Even the goal of industrialising India as a global manufacturing hub remains a long way off. The Make in India plan, investment incentives and the attraction of foreign capital (trying to replicate a Chinese development model just as Beijing is abandoning it), has not given the desired results: foreign direct investments have arrived (44.4 billion dollars in 2018, according to the latest official data), but manufacturing remains around 18% of GDP, up from 15% in 2014.

 

India continues to grow

The coin of demonetization has another face. It is also thanks to that operation that over 200 million people have obtained a bank account: another significant step forward for the country. As well as the opening of many sectors of the economy to foreign investments, the adoption of a new bankruptcy code and the digitization of the country. The Executive has not lacked energy and initiative and has launched numerous programs to improve the daily life of the population. Starting with hygienic and sanitary conditions: during Modi's first mandate, the houses equipped with a bathroom went from 40 to 95%. The villages reached by electricity used to be less than 40%, now almost all of them are.

In the fight against the cost of living, the Government was able to count on the incisive action of the Central Bank (RBI), which, first under the leadership of Raghuram Rajan and then Urjit Patel, put the reins on inflation that was traveling in the double digits, with peaks in the food segment. A tax on poverty, as Rajan called it: a hike in the price of onions could easily set off serious social unrest. Now (core) inflation travels below 3%. But Rajan and Patel were put in a position to leave the leadership of the Rbi, due to disagreements with the Executive on rates (the Government wanted them low) and the recovery of the banking system from non-performing loans (equal to 10%, which rises to 15% for public institutions).

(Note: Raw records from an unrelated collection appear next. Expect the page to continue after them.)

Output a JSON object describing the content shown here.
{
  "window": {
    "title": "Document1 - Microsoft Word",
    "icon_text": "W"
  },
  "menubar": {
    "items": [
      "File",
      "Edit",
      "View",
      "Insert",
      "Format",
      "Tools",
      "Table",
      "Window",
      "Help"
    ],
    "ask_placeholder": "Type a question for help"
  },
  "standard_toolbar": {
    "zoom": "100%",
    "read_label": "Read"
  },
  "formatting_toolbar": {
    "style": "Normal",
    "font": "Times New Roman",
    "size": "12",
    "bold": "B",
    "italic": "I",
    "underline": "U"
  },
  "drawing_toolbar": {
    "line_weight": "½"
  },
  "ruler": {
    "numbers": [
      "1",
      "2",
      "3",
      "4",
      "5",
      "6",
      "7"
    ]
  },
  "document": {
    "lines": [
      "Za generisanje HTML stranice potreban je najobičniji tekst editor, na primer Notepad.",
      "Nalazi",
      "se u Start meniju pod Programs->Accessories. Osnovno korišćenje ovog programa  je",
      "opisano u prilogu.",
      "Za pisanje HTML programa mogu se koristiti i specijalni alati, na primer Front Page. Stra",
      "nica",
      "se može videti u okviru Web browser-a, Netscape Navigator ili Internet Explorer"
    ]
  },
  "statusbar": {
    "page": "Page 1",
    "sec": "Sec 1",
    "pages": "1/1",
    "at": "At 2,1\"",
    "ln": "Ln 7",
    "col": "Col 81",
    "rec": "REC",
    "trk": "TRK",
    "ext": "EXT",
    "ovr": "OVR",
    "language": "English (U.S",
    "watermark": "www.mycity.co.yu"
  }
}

India competes with the United Kingdom as the fifth largest economy in the world and with China as the most populous country (1.3 billion inhabitants). But if Beijing has aging problems, in India half of the inhabitants are under 25 years old. A demographic dividend that risks being wasted. With another five years in office, Modi can carry forward the ambitious project of transforming the country. And if in October he takes advantage of the long wave of voting and wins the elections in three key states, he will also be able to secure a majority in the upper house of Parliament. It would be the missing piece: during the first term, it was the upper house (where he was in the minority) that blocked many of his projects.

The Stock Exchange believes it and travels around the highs. “A very important signal”, underlines Alessandro Fichera, managing director of Octagona, who invites us not to be too frightened by the slowdown in GDP. "Stock market trends in India - he explains - are very indicative of what will happen in the economy". The tax on the purchase of goods and services (GST), he continues, is now fully operational and should begin to support economic activity. The new bankruptcy law makes certain times and procedures more certain. "Moreover, there is now a political framework of strong stability, which makes it possible to overcome the uncertainties of the eve of the vote, when it was thought that Modi could win, but without a clear affirmation".